Cada recife de coral é único, com diferentes espécies, temperaturas locais da água, factores de stress não térmicos, integridade do ecossistema e níveis de resiliência. Estes e outros factores moldam a capacidade de sobrevivência de um recife. Mas num mundo em aquecimento, todos os recifes – independentemente das suas condições e características individuais – correm maior risco.
“Digamos que temos 100 humanos e todos vão ao médico”, disse McField. “Todos eles têm níveis de colesterol de 300, o que é incrivelmente perigoso. Eles ainda vão morrer em taxas diferentes.”
O relatório conclui que a temperatura da superfície international da Terra poderá subir 1,5°C (2,7°F) acima dos níveis pré-industriais nos próximos 10 anos. Esta é a faixa superior do ponto de inflexão térmico para recifes de coral de águas quentes.
Nesse ponto, “estamos em um novo território”, disse McField. Mesmo no cenário mais optimista, em que o aquecimento international estabiliza em 2,7°F sem qualquer ultrapassagem, os recifes de coral de águas quentes são “virtualmente certos” de tombar, afirma o relatório.

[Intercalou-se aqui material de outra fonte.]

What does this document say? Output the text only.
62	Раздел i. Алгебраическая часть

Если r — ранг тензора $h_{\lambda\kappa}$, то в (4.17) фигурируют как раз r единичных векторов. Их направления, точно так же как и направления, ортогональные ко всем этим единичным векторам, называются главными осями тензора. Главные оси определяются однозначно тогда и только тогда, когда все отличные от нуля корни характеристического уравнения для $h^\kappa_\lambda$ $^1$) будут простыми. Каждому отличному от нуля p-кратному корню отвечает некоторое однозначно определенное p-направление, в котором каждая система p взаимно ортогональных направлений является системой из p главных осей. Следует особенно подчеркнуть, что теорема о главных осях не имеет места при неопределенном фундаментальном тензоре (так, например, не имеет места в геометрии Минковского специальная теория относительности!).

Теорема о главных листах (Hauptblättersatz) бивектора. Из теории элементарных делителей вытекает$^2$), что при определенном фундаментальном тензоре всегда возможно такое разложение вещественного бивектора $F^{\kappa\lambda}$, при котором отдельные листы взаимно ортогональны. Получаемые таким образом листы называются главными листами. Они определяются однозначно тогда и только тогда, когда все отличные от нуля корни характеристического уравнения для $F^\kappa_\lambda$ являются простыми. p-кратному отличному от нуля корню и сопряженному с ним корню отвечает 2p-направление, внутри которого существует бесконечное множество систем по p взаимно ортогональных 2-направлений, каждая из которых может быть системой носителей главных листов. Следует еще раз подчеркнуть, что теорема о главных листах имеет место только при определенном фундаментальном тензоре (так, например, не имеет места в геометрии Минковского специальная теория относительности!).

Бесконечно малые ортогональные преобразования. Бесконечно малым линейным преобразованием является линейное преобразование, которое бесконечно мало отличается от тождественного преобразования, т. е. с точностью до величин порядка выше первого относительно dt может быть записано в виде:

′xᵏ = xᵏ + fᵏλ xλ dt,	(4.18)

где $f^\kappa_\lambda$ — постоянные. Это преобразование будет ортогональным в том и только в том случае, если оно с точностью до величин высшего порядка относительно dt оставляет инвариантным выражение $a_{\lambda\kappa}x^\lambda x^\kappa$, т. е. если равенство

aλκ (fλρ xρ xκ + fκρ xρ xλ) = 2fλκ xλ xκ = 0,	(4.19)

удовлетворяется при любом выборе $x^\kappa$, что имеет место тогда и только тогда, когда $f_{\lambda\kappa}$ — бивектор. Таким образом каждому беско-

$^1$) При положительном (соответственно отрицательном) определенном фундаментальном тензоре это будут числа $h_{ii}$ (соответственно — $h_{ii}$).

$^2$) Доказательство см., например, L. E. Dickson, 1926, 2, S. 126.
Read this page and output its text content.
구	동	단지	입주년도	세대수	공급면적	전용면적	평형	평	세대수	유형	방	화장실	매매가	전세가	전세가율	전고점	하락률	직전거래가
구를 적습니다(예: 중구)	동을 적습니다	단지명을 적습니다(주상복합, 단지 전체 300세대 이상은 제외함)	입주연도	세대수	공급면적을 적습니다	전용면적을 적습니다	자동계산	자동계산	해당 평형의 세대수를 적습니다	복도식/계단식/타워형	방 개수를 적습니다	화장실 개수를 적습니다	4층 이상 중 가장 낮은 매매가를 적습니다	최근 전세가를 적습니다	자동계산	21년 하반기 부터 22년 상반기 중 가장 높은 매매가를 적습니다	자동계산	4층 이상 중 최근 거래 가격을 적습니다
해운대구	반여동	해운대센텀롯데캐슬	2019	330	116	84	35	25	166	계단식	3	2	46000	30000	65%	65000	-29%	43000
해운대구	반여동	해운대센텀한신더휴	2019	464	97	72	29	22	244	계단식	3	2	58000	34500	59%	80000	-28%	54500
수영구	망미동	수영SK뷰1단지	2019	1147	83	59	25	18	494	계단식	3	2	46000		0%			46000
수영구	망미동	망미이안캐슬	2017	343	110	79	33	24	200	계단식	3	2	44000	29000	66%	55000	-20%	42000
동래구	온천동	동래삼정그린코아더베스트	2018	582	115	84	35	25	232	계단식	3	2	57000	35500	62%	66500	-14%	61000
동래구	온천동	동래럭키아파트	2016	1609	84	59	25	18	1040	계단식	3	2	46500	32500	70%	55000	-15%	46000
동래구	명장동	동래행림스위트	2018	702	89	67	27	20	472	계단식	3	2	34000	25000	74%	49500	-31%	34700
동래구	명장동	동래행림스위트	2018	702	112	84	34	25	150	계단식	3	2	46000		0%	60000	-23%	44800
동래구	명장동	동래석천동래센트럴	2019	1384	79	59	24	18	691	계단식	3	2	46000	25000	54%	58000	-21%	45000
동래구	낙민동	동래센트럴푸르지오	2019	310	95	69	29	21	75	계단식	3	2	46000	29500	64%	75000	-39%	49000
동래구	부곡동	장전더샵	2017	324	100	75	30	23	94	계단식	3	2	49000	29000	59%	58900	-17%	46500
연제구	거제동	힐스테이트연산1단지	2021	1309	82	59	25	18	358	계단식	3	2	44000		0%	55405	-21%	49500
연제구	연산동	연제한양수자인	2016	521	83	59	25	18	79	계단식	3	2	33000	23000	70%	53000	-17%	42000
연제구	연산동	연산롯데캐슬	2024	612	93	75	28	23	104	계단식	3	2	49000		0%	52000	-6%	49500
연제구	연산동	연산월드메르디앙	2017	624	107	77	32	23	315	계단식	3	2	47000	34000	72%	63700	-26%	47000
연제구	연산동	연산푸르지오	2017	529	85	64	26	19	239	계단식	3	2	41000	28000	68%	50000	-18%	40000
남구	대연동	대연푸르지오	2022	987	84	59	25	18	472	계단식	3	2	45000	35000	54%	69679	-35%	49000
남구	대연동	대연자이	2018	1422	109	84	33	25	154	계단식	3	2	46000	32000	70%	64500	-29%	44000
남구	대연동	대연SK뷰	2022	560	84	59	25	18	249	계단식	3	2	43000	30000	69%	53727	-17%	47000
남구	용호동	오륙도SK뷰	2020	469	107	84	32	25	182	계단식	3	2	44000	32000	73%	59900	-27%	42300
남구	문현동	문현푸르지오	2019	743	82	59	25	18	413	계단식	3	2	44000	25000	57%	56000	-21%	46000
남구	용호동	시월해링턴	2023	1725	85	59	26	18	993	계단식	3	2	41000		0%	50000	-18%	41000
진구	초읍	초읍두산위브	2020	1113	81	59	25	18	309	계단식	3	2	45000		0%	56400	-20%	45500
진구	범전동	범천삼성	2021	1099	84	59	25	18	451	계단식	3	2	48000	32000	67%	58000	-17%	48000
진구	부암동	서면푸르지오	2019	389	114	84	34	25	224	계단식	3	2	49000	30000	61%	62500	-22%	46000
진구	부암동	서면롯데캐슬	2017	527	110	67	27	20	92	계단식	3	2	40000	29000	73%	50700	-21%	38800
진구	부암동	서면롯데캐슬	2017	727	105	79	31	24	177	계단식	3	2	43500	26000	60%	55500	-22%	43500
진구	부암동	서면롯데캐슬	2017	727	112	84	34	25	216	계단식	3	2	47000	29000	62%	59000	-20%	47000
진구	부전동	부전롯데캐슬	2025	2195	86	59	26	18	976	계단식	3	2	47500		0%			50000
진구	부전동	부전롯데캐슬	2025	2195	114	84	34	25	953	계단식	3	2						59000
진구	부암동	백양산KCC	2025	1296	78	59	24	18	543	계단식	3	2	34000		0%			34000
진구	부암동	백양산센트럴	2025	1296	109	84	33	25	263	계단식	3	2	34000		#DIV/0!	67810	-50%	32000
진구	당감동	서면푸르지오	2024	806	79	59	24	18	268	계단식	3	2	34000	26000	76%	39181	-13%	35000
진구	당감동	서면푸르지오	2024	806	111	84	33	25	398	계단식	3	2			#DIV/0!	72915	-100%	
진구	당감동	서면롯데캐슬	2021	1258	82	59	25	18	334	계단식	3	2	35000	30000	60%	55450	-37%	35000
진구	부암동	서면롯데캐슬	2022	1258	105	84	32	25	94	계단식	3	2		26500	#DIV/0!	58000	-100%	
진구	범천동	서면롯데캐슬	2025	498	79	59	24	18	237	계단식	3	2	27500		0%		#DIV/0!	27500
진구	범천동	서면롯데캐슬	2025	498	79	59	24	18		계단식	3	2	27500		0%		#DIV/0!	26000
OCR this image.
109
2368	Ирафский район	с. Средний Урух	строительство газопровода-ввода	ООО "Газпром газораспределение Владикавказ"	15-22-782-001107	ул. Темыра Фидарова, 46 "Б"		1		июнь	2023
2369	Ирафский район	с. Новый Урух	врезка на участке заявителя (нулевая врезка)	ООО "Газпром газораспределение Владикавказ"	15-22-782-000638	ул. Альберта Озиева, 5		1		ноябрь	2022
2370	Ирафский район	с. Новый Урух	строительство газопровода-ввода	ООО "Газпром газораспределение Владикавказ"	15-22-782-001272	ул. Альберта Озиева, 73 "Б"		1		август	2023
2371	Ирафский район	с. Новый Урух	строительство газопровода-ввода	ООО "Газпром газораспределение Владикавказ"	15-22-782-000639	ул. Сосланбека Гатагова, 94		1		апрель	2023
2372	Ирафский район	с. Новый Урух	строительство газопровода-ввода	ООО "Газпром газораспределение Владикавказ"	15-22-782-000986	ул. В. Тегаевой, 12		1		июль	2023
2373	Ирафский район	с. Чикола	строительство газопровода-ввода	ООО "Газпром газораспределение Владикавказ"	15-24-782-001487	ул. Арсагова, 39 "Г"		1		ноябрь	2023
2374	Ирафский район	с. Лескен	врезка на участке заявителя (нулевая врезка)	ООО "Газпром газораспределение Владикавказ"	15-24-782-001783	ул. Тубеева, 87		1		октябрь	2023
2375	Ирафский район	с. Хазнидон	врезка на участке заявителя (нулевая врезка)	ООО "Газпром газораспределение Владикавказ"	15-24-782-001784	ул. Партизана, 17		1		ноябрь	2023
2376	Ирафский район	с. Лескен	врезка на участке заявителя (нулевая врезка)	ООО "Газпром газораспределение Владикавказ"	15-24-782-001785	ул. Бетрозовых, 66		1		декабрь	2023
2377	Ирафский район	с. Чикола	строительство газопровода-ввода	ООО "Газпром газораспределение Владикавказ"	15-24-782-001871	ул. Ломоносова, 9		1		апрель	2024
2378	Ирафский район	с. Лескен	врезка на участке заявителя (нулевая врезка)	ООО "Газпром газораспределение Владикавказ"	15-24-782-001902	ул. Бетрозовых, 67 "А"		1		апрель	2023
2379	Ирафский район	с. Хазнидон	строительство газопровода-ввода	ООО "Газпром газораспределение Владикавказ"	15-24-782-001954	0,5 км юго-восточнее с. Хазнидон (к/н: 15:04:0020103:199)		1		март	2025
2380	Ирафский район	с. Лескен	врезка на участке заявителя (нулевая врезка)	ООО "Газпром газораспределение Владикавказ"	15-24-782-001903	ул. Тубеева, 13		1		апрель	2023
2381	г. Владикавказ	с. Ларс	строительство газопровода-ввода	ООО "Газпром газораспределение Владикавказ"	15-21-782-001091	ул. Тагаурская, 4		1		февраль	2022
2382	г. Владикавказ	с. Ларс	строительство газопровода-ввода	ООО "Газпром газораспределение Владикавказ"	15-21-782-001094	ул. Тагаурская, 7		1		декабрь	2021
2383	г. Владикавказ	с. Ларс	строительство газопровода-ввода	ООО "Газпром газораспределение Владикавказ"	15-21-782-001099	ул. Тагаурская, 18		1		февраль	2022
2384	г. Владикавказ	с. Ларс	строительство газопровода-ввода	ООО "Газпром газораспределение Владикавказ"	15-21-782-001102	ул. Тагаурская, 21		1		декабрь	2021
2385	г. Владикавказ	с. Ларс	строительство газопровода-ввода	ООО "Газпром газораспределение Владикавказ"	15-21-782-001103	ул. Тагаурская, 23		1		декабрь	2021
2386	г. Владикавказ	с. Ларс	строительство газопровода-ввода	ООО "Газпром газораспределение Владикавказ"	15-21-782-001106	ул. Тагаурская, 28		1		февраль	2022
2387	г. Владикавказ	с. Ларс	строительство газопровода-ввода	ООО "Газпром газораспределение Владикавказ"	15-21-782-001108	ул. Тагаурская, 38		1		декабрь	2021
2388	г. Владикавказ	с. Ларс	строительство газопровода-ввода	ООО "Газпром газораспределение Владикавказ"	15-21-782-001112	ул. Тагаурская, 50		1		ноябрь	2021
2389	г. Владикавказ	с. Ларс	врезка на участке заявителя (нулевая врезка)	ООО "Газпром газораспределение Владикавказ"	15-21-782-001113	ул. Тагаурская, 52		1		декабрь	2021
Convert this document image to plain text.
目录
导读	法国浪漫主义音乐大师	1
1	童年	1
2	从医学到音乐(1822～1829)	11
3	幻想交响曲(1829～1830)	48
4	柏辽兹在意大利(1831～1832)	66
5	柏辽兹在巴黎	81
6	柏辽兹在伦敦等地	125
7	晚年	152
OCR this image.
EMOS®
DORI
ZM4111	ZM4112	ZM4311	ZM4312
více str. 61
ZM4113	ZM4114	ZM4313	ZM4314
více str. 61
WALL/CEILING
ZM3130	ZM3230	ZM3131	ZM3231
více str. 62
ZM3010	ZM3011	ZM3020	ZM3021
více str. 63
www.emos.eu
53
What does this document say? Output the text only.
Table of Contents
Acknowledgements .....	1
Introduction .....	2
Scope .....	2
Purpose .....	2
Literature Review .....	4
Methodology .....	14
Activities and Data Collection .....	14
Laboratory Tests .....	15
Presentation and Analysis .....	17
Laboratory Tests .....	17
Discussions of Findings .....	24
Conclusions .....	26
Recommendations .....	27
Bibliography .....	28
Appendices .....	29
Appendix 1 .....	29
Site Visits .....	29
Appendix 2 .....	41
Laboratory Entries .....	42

Para onde vamos a partir daqui
Cientistas de todo o mundo estão trabalhando para proteger e restaurar os recifes de coral. Algumas estratégias centram-se na melhoria da resiliência dos corais através da modificação genética – reproduzindo-os selectivamente para obter características de resiliência.
“Isso pode funcionar até certo ponto, para evitar a perda whole de espécies”, disse McField.
“Mas quando pensamos em como isso poderia ser aplicado à escala do ecossistema, com tão pouco dinheiro a ser investido no trabalho no terreno nos países com recifes… como é que isso será uma opção económica?”
Outras estratégias visam minimizar outros potenciais factores de stress, como a poluição ou práticas de pesca destrutivas. A Hixon, por exemplo, está a trabalhar para melhorar a qualidade da água e proteger as espécies de peixes herbívoros no Havai, o que poderia reduzir a pressão geral sobre os recifes de coral e ajudá-los a recuperar dos eventos de branqueamento.
Ainda assim, este trabalho não consegue mitigar todos os efeitos do rápido aumento das temperaturas. O relatório afirma que a Terra precisa de uma mitigação rigorosa das emissões e de uma maior remoção de carbono para reduzir as temperaturas médias globais da superfície para 1,8°F (1°C) acima dos níveis pré-industriais. “Essas temperaturas são essenciais para manter os recifes de coral de águas quentes funcionais em uma escala significativa”, diz o relatório.
“Cabe à comunidade científica envolver-se com partes interessadas de todos os tipos sobre as ameaças aos recifes, como estão a acelerar e como existem certas medidas tangíveis que podemos tomar para tentar salvar os nossos recifes da perda”, disse Hixon.